The History of Valentine’s Day

Kevin Callahan, Staff Writer

Every year when Valentine’s Day arrives, people often don’t think about the history of the holiday. To many, it is simply another date of the year and nothing special. However, the history of Valentine’s Day is something that should be shared, as it can offer key insights to the origins of many beloved holidays. 

The story of Valentine’s Day begins in the third century with the Pagan holiday Lupercalia. The ancient festival which welcomed the start of spring took place from February thirteenth through the fifteenth. The holiday was celebrated through sacrifices and worshipping the Roman god of fertility, Lupercus. Men and women were coupled off by pulling names from a jar and would often marry soon after. 

Soon, Christianity slowly became the dominant religion of Europe, and, with that, Paganism began to die out due to the often forced conversion of pagans. However, many newly converted Christians wanted to carry their traditions on with them; that’s where many modern holidays take root. 

One of such holidays is Halloween, which was originally called Samhain, which has many things in common with the modern counterpart. Two obvious examples are jack-o-lanterns (which were originally carved with turnips instead of pumpkins) and dressing up in costumes. 

Another example of this is Christmas which aesthetically, and in relation to its time of year, has much in common with Yule. Some traditions from Yule that carried over to Christmas are decorating trees, caroling, and gift giving. 

Similar to Yule and Samhain, Lupercalia lasted after the conversion but was outlawed due to it being “un-Christian.” The holiday was renamed Valentine’s Day in the fifth century by Pope Gelasius. 

There were many Christain martyrs named Valentine, but it is common belief that the holiday was named after Valentine of Terni. After being jailed for marrying people in secret, Valentine befriended the daughter of his jailor. He wrote letters to her ending them with “from your Valentine,” which can be credited as the origin of both Valentine’s Day cards and naming someone as their valentine. 

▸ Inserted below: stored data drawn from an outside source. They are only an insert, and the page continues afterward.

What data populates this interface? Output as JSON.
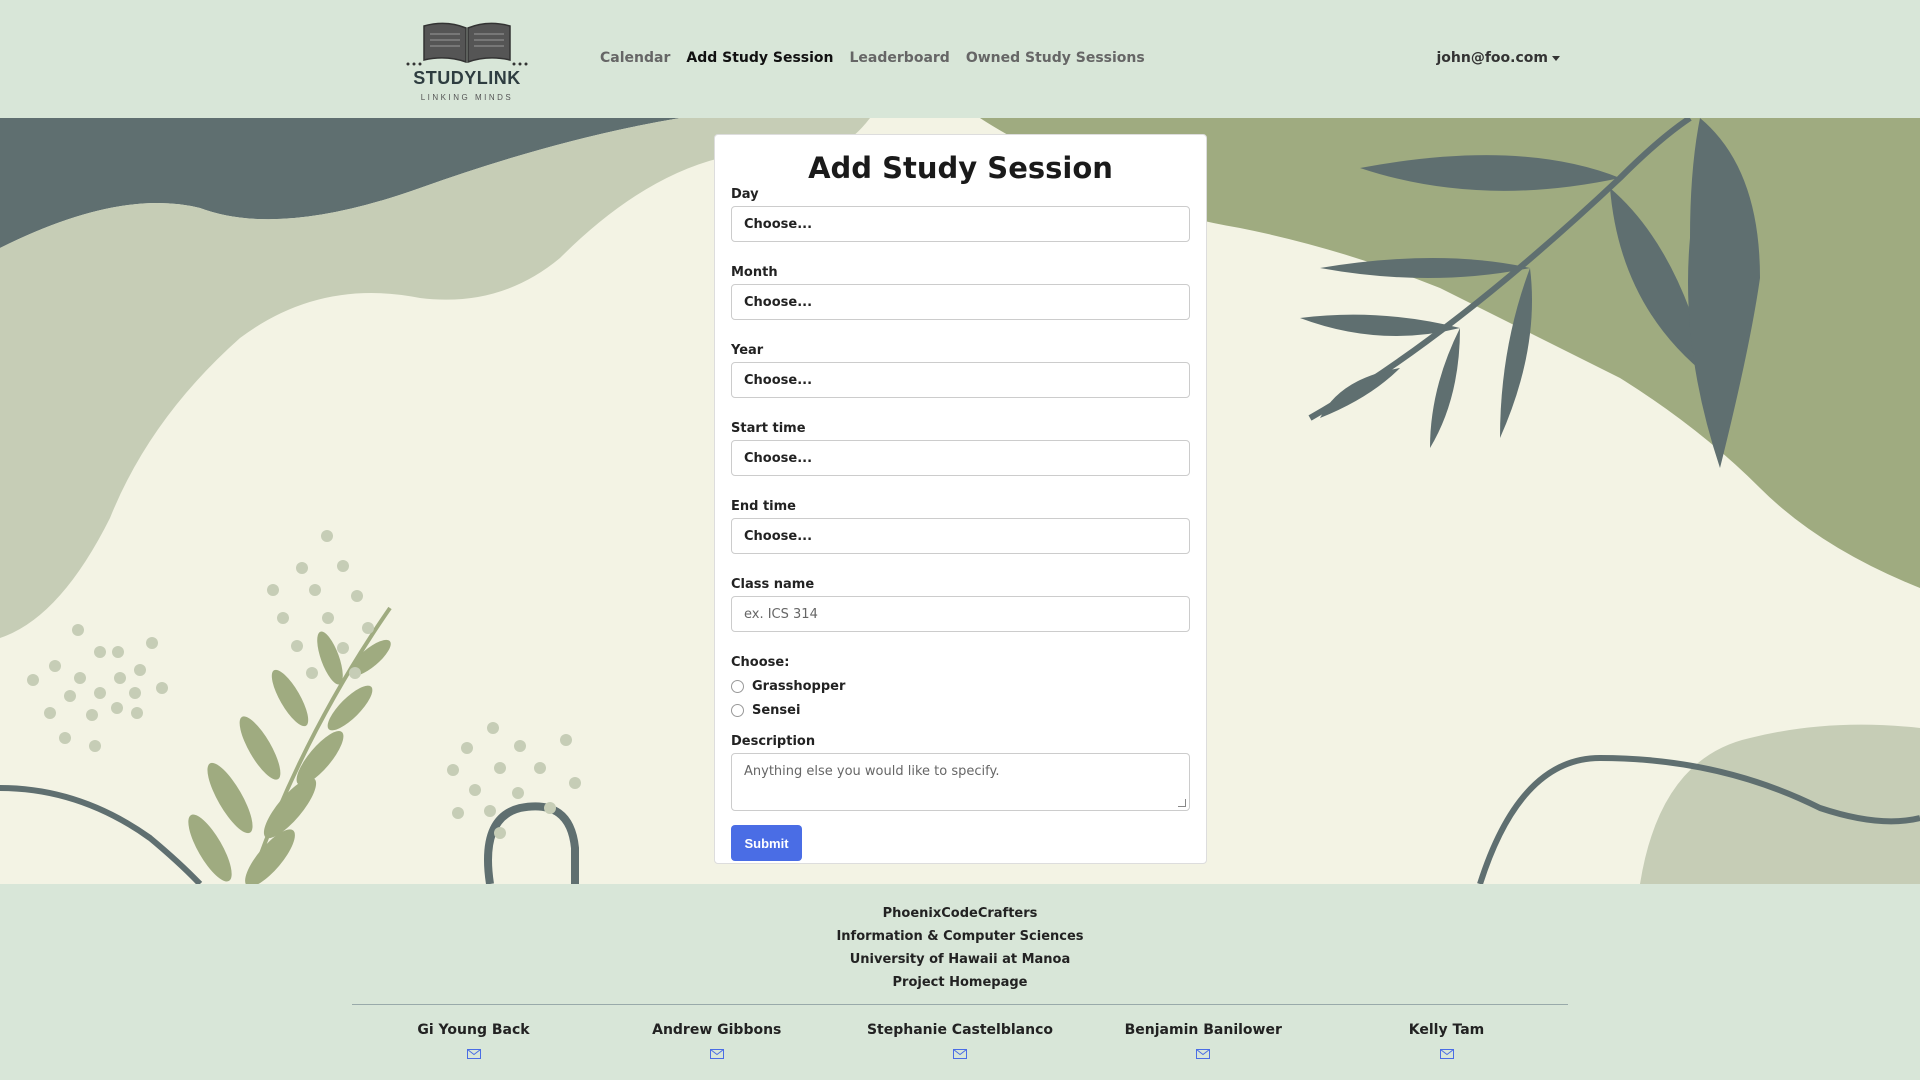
{
  "navbar": {
    "logo_title": "STUDYLINK",
    "logo_subtitle": "LINKING MINDS",
    "links": [
      {
        "label": "Calendar"
      },
      {
        "label": "Add Study Session"
      },
      {
        "label": "Leaderboard"
      },
      {
        "label": "Owned Study Sessions"
      }
    ],
    "user": "john@foo.com"
  },
  "form": {
    "title": "Add Study Session",
    "fields": {
      "day": {
        "label": "Day",
        "value": "Choose..."
      },
      "month": {
        "label": "Month",
        "value": "Choose..."
      },
      "year": {
        "label": "Year",
        "value": "Choose..."
      },
      "start_time": {
        "label": "Start time",
        "value": "Choose..."
      },
      "end_time": {
        "label": "End time",
        "value": "Choose..."
      },
      "class_name": {
        "label": "Class name",
        "placeholder": "ex. ICS 314"
      }
    },
    "role": {
      "label": "Choose:",
      "options": [
        "Grasshopper",
        "Sensei"
      ]
    },
    "description": {
      "label": "Description",
      "placeholder": "Anything else you would like to specify."
    },
    "submit_label": "Submit"
  },
  "footer": {
    "lines": [
      "PhoenixCodeCrafters",
      "Information & Computer Sciences",
      "University of Hawaii at Manoa",
      "Project Homepage"
    ],
    "members": [
      "Gi Young Back",
      "Andrew Gibbons",
      "Stephanie Castelblanco",
      "Benjamin Banilower",
      "Kelly Tam"
    ]
  },
  "colors": {
    "nav_bg": "#d8e6d8",
    "accent": "#4a6de5",
    "leaf_dark": "#5f6f70",
    "leaf_green": "#9fab80"
  }
}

Speaking of which, cards were often written and decorated for one’s significant other as far back as the 1500s, and, starting in the 1840s, valentines were produced commercially. Historically, valentines would display images of the Roman god Cupid, who was the god of love and birds. It was commonly believed back then that Valentine’s Day was the beginning of birds’ mating season. 

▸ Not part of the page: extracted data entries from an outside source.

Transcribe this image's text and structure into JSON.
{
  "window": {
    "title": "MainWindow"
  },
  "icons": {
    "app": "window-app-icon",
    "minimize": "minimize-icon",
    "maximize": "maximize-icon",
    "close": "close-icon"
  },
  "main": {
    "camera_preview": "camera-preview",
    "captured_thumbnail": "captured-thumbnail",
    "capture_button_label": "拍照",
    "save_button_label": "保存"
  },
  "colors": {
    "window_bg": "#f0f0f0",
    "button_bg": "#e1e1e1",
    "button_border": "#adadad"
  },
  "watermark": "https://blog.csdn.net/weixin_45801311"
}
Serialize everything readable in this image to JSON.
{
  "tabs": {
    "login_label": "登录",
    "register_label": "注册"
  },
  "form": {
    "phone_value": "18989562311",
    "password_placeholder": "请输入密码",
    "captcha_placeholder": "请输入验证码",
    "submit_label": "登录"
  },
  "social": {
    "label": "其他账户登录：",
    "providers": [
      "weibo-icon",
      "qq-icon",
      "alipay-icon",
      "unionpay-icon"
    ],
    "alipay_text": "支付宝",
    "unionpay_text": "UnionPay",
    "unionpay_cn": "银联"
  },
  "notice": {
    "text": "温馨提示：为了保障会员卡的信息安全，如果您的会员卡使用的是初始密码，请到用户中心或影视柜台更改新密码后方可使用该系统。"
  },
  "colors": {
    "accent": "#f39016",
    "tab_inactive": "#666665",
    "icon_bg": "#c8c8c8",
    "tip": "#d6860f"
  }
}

Traditional gifts were pretty similar to the ones gifted today. The most common gifts were Candies, flowers and red roses, as they symbolize love and beauty. Interestingly, red roses were the symbol of Aphrodite; a myth stated that she ran through a field of white roses to find her dying lover. As she ran, her blood turned the white roses red, thus resulting in the symbol of red roses. Another classic Valentine’s Day gift, a heart shaped box of chocolates, was first recorded in 1861.

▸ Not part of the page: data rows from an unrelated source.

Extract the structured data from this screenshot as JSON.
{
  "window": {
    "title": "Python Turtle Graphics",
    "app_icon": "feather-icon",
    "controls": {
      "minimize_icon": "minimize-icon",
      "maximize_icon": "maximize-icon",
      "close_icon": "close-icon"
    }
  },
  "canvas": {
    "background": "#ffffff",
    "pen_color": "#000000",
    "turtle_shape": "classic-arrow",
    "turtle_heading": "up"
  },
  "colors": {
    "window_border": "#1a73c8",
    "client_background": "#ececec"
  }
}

Today, Valentine’s Day is celebrated throughout North America, Australia, Brittain, France, Argentina, South Korea and many other countries. Modern Valentine’s Day traditions include decorating boxes and exchanging cards, candies, and other treats. According to Hallmark, 145 million cards are exchanged each year. More than 8 billion Conversation Hearts, a Valentine’s staple, are produced each year. Many traditions from the past are still celebrated today. 

However, it has now become a polarizing holiday, with some loving it and others hating it, as they believe it puts too much pressure on people to find a relationship. Despite all controversy, Valentine’s Day has surpassed its traditional meaning and now encompasses all forms of love, including platonic, familial, and, of course, romantic love.